In our flat Cold Dark Matter model with \Omega _ { 0 } = 0.37 , we find that the relation between the galaxy and mass density fields is a function of scale .
The bias b ( R ) \equiv \sigma _ { g } ( R ) / \sigma ( R ) , where \sigma _ { g } ( R ) is the variance of galaxy counts in spheres of radius R and \sigma ( R ) is the same for mass , varies from 2.6 at 1 h ^ { -1 } Mpc to 1.2 at 30 h ^ { -1 } Mpc .
Including the dependence of the galaxy density on local gas temperature as well as on local mass density can fully account for this scale dependence .
Galaxy density depends on temperature because gas which is too hot can not cool to form galaxies ; this causes scale dependence of b ( R ) because local gas temperature is related to the gravitational potential , and thus contains information about the large scale density field .
We show that temperature dependence generally causes b ( R ) to vary on quasilinear and nonlinear scales , indicating that scale dependence of bias may be a generic effect in realistic galaxy formation scenarios .
We find that the relationship between the galaxy and mass density fields is also a function of galaxy age .

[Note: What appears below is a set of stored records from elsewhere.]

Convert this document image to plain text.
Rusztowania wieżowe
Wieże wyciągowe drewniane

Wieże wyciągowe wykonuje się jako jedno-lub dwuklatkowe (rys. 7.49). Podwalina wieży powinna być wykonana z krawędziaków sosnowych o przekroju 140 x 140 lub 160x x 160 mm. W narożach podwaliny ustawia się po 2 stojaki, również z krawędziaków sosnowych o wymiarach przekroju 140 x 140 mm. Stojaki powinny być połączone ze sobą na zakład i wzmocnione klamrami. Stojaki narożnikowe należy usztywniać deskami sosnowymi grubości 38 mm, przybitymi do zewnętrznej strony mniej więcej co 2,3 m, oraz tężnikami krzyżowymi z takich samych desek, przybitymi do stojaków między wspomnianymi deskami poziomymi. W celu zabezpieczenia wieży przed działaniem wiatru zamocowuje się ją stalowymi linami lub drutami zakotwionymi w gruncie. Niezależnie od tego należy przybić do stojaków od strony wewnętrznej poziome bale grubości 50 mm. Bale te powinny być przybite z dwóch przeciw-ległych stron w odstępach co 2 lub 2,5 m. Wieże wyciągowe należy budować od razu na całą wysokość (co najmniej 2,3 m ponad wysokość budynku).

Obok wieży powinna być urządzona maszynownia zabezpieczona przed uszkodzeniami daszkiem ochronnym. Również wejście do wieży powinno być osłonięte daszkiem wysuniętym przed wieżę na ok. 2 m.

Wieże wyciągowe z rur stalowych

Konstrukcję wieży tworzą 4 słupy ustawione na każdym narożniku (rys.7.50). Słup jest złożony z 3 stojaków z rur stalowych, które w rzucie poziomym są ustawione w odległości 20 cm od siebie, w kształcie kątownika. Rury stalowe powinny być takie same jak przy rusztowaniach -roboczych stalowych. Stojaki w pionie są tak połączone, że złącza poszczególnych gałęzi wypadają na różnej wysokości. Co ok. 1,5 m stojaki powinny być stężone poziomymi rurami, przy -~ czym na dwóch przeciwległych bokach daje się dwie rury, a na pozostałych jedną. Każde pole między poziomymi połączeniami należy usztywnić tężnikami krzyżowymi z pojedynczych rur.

On large scales , the older galaxies are highly biased ( b \approx 1.7 ) and highly correlated ( r \equiv { \langle { \delta \delta _ { g } } \rangle } / \sigma \sigma _ { g } \approx 1.0 ) with the mass density field ; younger galaxies are not biased ( b \approx 0.8 ) and are poorly correlated ( r \approx 0.5 ) with the mass .
We argue that linear bias is inadequate to describe the relationship between galaxies and mass .
We present a more physically based prescription which better fits our results and reproduces the scale dependence of the bias : \rho _ { g } / { \langle { \rho _ { g } } \rangle } = L ( \rho / { \langle { \rho } \rangle } ) ^ { M } ( 1 + T / 40 ,% 000 { ~ { } K } ) ^ { N } , where L = 1.23 , M = 1.9 , and N = -0.66 .